When You Move at a Snail's Pace, But the Rest of the World Doesn't

I am sure I have probably said before that ever since being slowed down by MS, I have noticed more just how fast the rest of the world is moving. A perfect example occurred in the parking lot of my grocery recently. I came out of the store, dragging myself to my car, laboriously pushing my full shopping cart. After what seemed like several minutes, I got to the car, opened the trunk and started putting the bags of groceries in. Then a woman came barreling toward the car parked next to me, also pushing a full cart.

As I stood at my car, slowly placing the bags into the trunk and moving items around to more evenly distribute the weight of those bags, I noticed the woman tossing her bags into her car as if they weighed nothing. Then she sped past me to put her shopping cart in the cart return, like she was practicing for a new TV show called The Great American Grocery Race. She took off as I finally closed the trunk and headed to the cart return (which I was parked next to - a little strategy I use these days.) I kind of jealously glanced at the now empty parking spot on the other side of my car. These days, it just feels like everyone else is racing past me, leaving me standing in their dust.

Oh, swiftly moving society, how I miss walking among you and being able to keep up!

I recently read a letter by a woman with MS in a magazine. She wrote about how she had found a certain joy in being slowed down by MS, that it had given her time to focus on things she loved to do and a greater appreciation for things.

(Sigh) I guess that's a good way of looking at it. I do agree with that. Still, I can't help but miss the days when I could walk briskly, and get more done in a day.

There are times when moving slowly is a good thing. A quiet walk in the park, a leisurely stroll through an art museum. Taking time to take in one's surroundings and really see the beauty of them.

There isn't much to notice or appreciate about a grocery store parking lot. Except how quickly everyone else is moving. And I've realized that the fact that they are rushing about is probably indicative of having lots to do and being stressed out. And it's also made me realize that I probably was stressed out when I was moving at their speed, too.

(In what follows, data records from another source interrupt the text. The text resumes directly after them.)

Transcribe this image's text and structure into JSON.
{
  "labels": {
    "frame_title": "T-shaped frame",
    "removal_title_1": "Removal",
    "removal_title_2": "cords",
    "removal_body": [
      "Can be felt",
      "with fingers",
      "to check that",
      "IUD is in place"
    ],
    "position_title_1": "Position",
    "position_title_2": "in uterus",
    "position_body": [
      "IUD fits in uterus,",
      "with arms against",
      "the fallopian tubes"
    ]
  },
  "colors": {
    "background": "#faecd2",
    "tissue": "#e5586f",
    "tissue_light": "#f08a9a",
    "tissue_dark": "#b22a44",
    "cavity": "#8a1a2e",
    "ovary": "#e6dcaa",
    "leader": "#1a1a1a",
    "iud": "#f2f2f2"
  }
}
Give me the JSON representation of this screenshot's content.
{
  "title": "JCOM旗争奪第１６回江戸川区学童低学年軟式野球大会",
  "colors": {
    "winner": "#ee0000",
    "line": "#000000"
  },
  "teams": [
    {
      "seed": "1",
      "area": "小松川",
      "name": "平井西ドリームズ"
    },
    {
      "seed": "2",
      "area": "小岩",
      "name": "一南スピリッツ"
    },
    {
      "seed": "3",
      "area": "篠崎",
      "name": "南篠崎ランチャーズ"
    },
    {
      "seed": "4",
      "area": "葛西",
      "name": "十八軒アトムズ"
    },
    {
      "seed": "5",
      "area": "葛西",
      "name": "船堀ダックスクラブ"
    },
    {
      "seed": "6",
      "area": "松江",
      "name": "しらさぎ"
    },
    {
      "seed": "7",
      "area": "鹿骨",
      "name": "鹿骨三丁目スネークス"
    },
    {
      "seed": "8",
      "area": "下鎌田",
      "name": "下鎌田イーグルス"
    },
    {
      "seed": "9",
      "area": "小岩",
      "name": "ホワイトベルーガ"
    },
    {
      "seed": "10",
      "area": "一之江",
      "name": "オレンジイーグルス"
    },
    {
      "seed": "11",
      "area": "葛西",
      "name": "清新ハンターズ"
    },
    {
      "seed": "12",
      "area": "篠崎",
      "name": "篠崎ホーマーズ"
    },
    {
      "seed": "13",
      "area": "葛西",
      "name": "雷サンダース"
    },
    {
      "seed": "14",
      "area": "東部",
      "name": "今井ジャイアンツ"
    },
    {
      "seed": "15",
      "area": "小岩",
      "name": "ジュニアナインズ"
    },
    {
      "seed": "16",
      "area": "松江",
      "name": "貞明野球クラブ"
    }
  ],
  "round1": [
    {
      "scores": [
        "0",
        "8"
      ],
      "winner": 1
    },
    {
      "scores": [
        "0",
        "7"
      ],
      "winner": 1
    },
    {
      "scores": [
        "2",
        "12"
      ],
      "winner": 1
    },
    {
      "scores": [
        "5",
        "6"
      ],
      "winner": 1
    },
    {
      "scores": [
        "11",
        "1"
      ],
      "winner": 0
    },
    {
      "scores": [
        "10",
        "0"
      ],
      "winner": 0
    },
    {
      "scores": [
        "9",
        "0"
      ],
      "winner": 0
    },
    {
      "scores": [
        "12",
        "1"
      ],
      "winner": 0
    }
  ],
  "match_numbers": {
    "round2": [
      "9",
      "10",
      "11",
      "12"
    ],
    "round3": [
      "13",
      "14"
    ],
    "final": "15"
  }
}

So for me the joy of moving slower is that it has afforded me a less stressful lifestyle, which is nice. I still wouldn't mind being able to move a little faster when I have errands to get out of the way. But I have found ways to deal with getting things done. I give myself more time now to do them, and I don't overburden myself with my to-do list.

I know I am always going to be envious of the folks who can move faster than I - to a degree. But I do like knowing that I am not under pressure to get things done, and I like that I don't have to race around and I don't feel compelled to jam more stuff to do into my day. I can see the advantages of a slower pace now, and I do appreciate them.